Construction of the church was begun in the 13th century and continued during the 14th and 15th centuries. The church is constructed of Bethersden marble and has plain tiled roofs.
The late 14th-century west tower comprises three stages with buttresses on the external corners and a taller attached polygonal stair turret on the north-east corner. String courses separate each stage and a battlemented parapet forms the top of the walls on each side. The west side contains a three-lighted, cinquefoil-headed and traceried window in the first stage positioned above the small west door. The second stage contains small rectangular windows on the façades and the third stage contains two- or three-lighted belfry windows on each side with either trefoil or quatrefoil decoration.
The nave is probably 14th-century and is flanked on the south side by a late 14th-century aisle with its attached porch of a similar age.
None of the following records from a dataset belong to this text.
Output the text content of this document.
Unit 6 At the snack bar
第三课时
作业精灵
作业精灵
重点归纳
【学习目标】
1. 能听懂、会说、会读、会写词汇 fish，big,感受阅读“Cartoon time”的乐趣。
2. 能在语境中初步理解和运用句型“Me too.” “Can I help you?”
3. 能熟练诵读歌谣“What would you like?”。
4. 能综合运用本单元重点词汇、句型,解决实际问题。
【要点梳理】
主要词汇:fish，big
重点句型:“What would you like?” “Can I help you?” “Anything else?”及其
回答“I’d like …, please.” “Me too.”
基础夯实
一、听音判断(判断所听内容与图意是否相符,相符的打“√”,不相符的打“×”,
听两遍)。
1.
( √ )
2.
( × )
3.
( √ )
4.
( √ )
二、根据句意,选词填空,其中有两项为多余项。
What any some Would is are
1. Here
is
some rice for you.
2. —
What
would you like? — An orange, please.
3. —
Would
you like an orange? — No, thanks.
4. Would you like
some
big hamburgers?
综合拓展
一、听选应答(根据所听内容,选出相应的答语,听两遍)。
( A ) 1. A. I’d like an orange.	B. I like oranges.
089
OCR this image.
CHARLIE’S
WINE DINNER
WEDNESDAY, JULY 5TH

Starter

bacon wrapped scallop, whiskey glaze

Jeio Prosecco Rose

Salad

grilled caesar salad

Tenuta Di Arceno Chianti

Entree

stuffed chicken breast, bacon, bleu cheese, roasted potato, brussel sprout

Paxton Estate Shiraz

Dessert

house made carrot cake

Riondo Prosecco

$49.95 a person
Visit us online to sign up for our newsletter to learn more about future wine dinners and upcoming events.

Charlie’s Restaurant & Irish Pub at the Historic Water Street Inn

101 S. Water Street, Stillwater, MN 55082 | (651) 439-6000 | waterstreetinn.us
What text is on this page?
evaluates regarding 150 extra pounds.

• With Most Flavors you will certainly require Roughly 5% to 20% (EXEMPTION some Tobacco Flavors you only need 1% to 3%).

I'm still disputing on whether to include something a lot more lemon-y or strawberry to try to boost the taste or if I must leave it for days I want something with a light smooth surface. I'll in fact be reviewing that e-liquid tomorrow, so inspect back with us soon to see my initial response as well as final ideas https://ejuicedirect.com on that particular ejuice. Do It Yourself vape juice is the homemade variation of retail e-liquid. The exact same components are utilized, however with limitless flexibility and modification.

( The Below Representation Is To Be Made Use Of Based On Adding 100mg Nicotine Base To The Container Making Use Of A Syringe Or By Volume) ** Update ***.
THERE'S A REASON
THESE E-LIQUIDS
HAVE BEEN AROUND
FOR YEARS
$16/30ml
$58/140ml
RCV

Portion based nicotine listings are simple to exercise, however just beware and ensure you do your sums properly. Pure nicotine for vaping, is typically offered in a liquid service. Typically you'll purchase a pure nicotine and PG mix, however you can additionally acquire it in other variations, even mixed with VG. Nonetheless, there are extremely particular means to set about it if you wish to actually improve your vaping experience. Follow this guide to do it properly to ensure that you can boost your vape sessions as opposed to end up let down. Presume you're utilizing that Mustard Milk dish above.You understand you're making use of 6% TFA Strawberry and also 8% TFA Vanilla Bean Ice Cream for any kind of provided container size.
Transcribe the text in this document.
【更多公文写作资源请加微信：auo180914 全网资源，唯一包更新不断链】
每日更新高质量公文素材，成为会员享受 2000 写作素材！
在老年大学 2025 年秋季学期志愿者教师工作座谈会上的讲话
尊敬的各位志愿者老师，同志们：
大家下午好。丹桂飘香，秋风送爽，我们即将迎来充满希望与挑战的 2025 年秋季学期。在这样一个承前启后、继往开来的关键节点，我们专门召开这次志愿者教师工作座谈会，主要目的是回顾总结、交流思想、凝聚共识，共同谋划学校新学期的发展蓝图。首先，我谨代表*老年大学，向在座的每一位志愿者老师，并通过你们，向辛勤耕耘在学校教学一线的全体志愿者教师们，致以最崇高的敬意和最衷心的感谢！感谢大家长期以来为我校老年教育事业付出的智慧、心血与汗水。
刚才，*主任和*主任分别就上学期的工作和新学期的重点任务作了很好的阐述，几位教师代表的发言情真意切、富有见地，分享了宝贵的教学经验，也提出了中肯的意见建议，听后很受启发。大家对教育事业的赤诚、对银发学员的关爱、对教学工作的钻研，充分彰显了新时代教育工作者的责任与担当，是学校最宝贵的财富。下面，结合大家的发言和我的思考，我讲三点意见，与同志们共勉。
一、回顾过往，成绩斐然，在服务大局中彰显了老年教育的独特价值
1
The parapets of the aisle and porch are battlemented. The three aisle windows are cinquefoil-topped and the porch inner doorway is of Bethesden marble. The north wall of the nave contains four three-lighted traceried windows separated by buttresses. The chancel is 13th century with the windows replaced probably in the late 14th century or in the 15th century. The east end is gabled with a tall window of two stacked groups of three cinquefoil-topped lights. Abutting the south side of the chancel is the south chapel which also dates from the 14th century. Four two-lighted windows alternate with buttresses on the south chapel wall and the east end contains a five-lighted traceried window.